Dodgers with incentive to skip 2020 season: Players set to become free agents in 2021

While I think Mookie Betts, A.J. Pollock, and Kenley Jansen have the most pressing reasons to potentially skip a 50-game season, pretty much any player who is set to enter free agency in 2021 faces risk in returning to play, as Buster Olney noted to KNBR in San Francisco.

The question is whether Major League Baseball will allow players to opt out of the 2020 season while still accumulating service time. Based on a previous agreement, if the 2020 season was canceled, players would still receive their requisite service time to allow pending free agents to maintain their eligibility even without playing any games. If the season is played, and certain players opt-out, it remains to be negotiated how that would impact service time.

But assuming players who opt-out due to health concerns are still eligible to become free agents next offseason, Joc Pederson, Enrique Hernandez, and Pedro Baez are all players who would be putting their health at risk just before they are hoping to get paid on the open market.

There are a few veteran players set to hit free agency in 2021, such as Justin Turner, and one-year signings Blake Treinen and Alex Wood.
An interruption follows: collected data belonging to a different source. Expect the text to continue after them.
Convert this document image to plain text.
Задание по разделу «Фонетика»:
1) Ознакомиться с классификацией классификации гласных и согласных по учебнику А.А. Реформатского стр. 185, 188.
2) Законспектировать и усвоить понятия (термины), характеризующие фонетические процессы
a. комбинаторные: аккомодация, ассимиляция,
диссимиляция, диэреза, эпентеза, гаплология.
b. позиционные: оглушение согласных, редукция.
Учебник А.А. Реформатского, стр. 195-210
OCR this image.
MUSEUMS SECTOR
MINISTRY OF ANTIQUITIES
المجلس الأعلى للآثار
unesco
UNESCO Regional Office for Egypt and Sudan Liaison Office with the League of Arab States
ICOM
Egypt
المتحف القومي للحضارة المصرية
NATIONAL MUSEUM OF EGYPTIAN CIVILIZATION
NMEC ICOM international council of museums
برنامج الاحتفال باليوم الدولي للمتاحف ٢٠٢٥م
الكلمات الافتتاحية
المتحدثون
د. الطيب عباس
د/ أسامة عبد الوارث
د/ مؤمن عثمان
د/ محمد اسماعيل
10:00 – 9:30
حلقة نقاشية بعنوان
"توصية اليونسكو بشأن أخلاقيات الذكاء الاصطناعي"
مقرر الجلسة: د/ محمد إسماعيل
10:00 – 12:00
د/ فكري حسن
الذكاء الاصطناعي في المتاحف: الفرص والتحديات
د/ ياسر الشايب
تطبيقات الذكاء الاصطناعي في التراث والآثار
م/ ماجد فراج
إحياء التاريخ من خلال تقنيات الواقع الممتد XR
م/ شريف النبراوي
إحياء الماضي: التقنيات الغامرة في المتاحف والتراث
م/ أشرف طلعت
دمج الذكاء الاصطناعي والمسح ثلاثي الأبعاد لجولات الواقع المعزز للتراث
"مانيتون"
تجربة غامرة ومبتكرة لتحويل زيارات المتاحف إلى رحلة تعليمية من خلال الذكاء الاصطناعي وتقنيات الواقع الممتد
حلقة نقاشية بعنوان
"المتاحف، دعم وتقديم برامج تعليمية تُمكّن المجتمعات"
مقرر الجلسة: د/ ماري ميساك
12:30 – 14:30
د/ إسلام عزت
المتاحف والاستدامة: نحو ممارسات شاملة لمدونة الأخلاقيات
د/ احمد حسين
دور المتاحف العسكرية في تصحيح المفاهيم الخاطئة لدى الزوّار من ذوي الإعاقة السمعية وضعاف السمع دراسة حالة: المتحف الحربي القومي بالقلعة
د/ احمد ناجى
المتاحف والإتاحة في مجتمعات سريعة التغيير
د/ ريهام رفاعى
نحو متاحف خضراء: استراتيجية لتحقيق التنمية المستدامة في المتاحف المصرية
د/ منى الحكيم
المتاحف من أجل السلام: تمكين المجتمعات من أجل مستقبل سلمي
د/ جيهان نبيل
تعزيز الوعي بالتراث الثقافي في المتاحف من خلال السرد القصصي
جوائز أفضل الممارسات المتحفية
But all three have incentive to play. You can’t imagine Turner not showing up. And both Treinen and Wood are looking to prove they are worthy of another contract by their performance on the field this season.

In the end, I don’t expect to see many players on the Dodgers active roster who decide not to play in 2020, even if the season is truncated to only 50 games. But there are legitimate reasons why several players could consider just staying home.